S. G. Djorgovski, S. R. Kulkarni, J. S. Bloom (Caltech), D. Frail (NRAO),
F. Chaffee and R. Goodrich (CARA/WMKO), on behalf of the Caltech-NRAO-CARA
GRB collaboration, report:

We obtained spectra of the host galaxy of GRB 980613 (see GCN Circ. 114 and
117) at the Keck-I telescope, on 17 Dec 1998 UT.  The reduced spectrum shows
a single strong emission line at 7814 Angstroms, which we interpret as the 
[O II] 3727 line at z = 1.0964 +- 0.0003, a probable 4000-A break just to
the red of it, and a very blue, featureless continuum blueward of the line.  
Other plausible spectroscopic identifications of this line (e.g., Ly alpha,
Balmer lines, [O III], etc.) would predict appearance of other strong 
emission lines or continuum breaks, which are clearly not seen in our data.  
We thus consider our redshift interpretation to be secure.  The spectrum is 
typical of star forming galaxies at comparable redshifts.

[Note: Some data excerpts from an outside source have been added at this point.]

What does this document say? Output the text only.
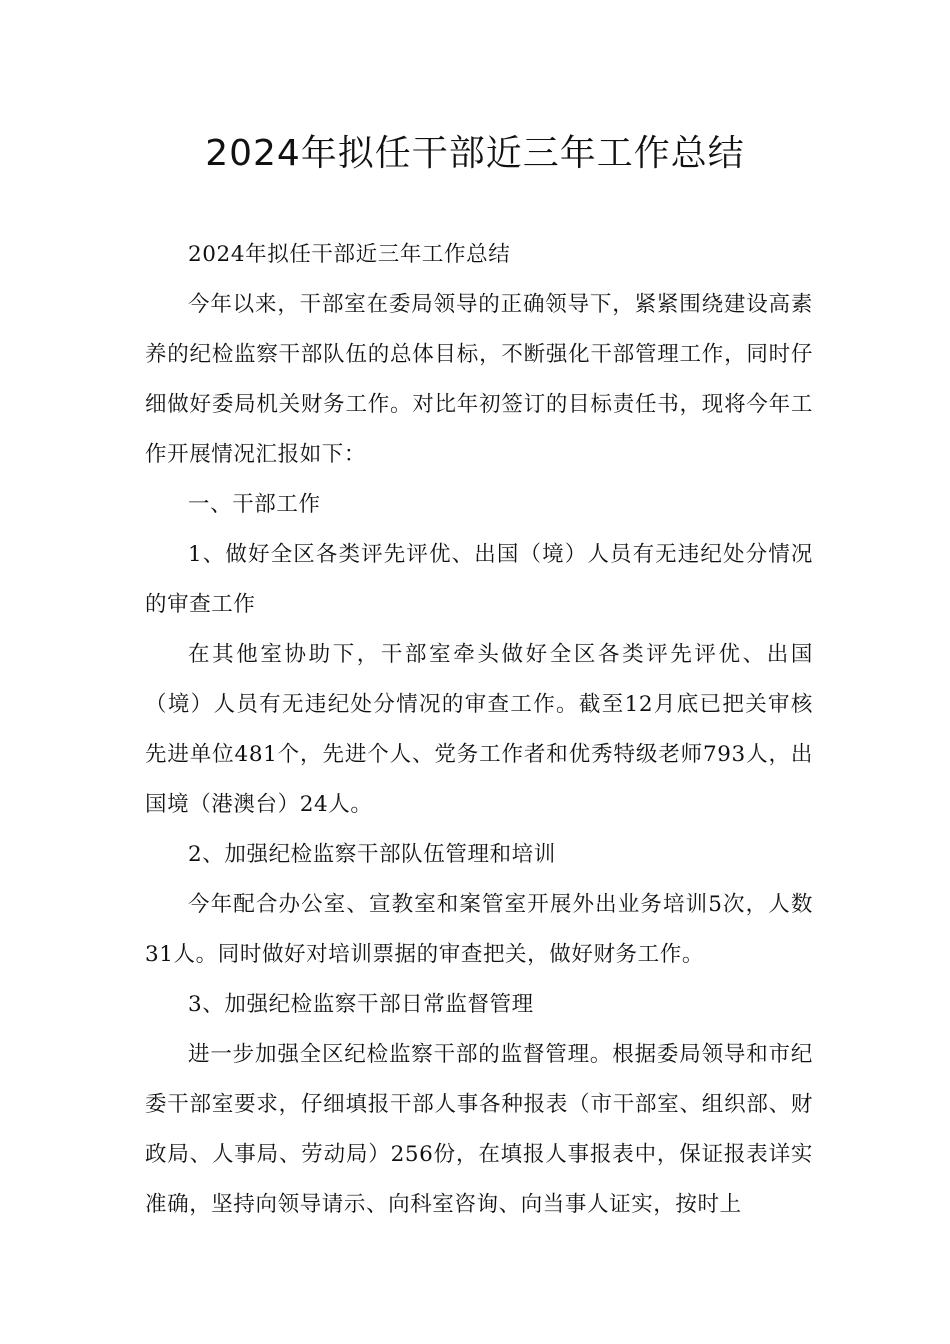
2024年拟任干部近三年工作总结

2024年拟任干部近三年工作总结

今年以来，干部室在委局领导的正确领导下，紧紧围绕建设高素养的纪检监察干部队伍的总体目标，不断强化干部管理工作，同时仔细做好委局机关财务工作。对比年初签订的目标责任书，现将今年工作开展情况汇报如下：

一、干部工作

1、做好全区各类评先评优、出国（境）人员有无违纪处分情况的审查工作

在其他室协助下，干部室牵头做好全区各类评先评优、出国（境）人员有无违纪处分情况的审查工作。截至12月底已把关审核先进单位481个，先进个人、党务工作者和优秀特级老师793人，出国境（港澳台）24人。

2、加强纪检监察干部队伍管理和培训

今年配合办公室、宣教室和案管室开展外出业务培训5次，人数31人。同时做好对培训票据的审查把关，做好财务工作。

3、加强纪检监察干部日常监督管理

进一步加强全区纪检监察干部的监督管理。根据委局领导和市纪委干部室要求，仔细填报干部人事各种报表（市干部室、组织部、财政局、人事局、劳动局）256份，在填报人事报表中，保证报表详实准确，坚持向领导请示、向科室咨询、向当事人证实，按时上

Both the continuum and the line emission are clearly extended.  The images
of the galaxy (which is coincident with the OT discovered by Hjorth et al.,
1998, GCN Circ. 109), show a patchy or asymmetric morphology, suggestive of
an interacting system.

In what follows, we assume the Galactic foreground extinction A(V) = 0.27 mag
from Schlegel et al. (1998, ApJ 500, 525), and a simple Friedman model 
cosmology with H_0 = 65 km/s/Mpc, Omega_0 = 0.2, and Lambda_0 = 0.  At this 
redshift, the luminosity distance is 2.256e28 cm.

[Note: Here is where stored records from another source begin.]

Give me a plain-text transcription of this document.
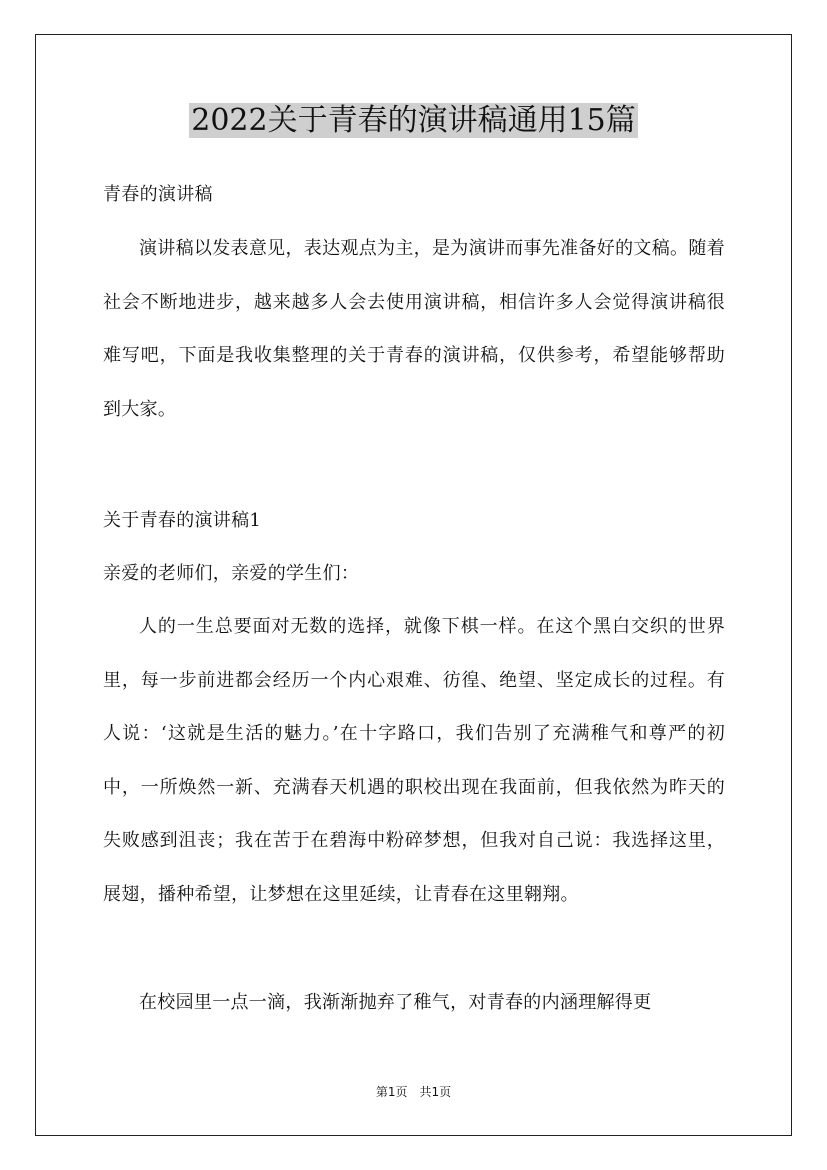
2022关于青春的演讲稿通用15篇
青春的演讲稿
演讲稿以发表意见，表达观点为主，是为演讲而事先准备好的文稿。随着社会不断地进步，越来越多人会去使用演讲稿，相信许多人会觉得演讲稿很难写吧，下面是我收集整理的关于青春的演讲稿，仅供参考，希望能够帮助到大家。
关于青春的演讲稿1
亲爱的老师们，亲爱的学生们：
人的一生总要面对无数的选择，就像下棋一样。在这个黑白交织的世界里，每一步前进都会经历一个内心艰难、彷徨、绝望、坚定成长的过程。有人说：‘这就是生活的魅力。’在十字路口，我们告别了充满稚气和尊严的初中，一所焕然一新、充满春天机遇的职校出现在我面前，但我依然为昨天的失败感到沮丧；我在苦于在碧海中粉碎梦想，但我对自己说：我选择这里，展翅，播种希望，让梦想在这里延续，让青春在这里翱翔。
在校园里一点一滴，我渐渐抛弃了稚气，对青春的内涵理解得更
第1页　共1页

The extinction-corrected spectroscopic magnitudes of the host are: B = 24.4, 
V = 24.1, and R = 23.85 mag, with the zero-point uncertain by at least 0.2 
mag.  This is in an excellent agreement with the R-band magnitude in a 
comparable aperture, derived from direct images obtained at the Keck-II 
telescope on 28 Nov 1998 UT, and consistent with our earlier estimate (GCN 
Circ. 117).  

From the BATSE fluence of 1.71e-6 erg/cm2 (Woods et al. 1998, GCN Circ. 112) 
the implied isotropic gamma-ray energy of the burst was 5.2e51 erg.

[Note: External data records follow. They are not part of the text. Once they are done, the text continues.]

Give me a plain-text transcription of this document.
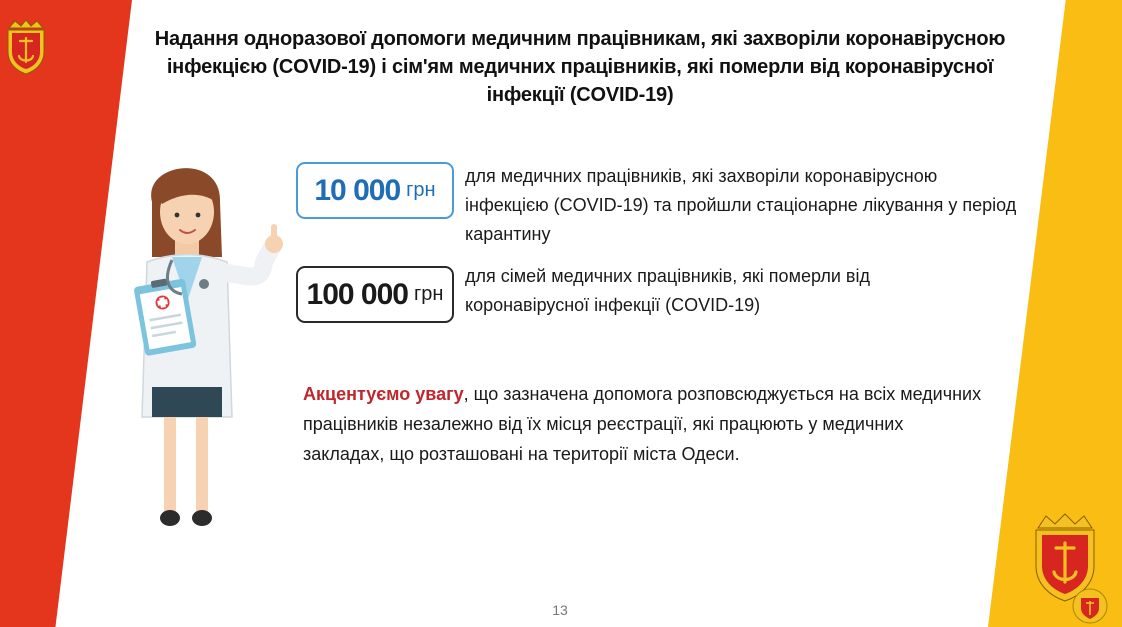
Надання одноразової допомоги медичним працівникам, які захворіли коронавірусною інфекцією (COVID-19) і сім'ям медичних працівників, які померли від коронавірусної інфекції (COVID-19)
10 000 грн

для медичних працівників, які захворіли коронавірусною інфекцією (COVID-19) та пройшли стаціонарне лікування у період карантину

100 000 грн

для сімей медичних працівників, які померли від коронавірусної інфекції (COVID-19)

Акцентуємо увагу, що зазначена допомога розповсюджується на всіх медичних працівників незалежно від їх місця реєстрації, які працюють у медичних закладах, що розташовані на території міста Одеси.

13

The extinction-corrected [O II] line flux is 4.4e-17 erg/cm2/s, giving the
line luminosity of 2.8e41 erg/s.  The implied unobscured SFR, using the
conversion from Kennicutt (1998, ARAA 36) is 3.9 Msun/yr.  The observed, 
extinction-corrected monochromatic flux at the rest wavelength of 2800 A is 
0.9 microJy, corresponding to the restframe power of 2.76e28 erg/s/Hz.  The 
implied unobscured SFR, using the estimator from Madau et al. (1998, ApJ 498,
106) is 3.5 Msun/yr, in an excellent agreement with the [O II] line estimate, 
although both may be uncertain by as much as 20-50%.  This agreement suggests 
that the host galaxy as a whole is not heavily obscured.  We note that this 
SFR is rather moderate, despite the very blue color of the host galaxy.

Further observations and analysis are in progress.  This report may be cited.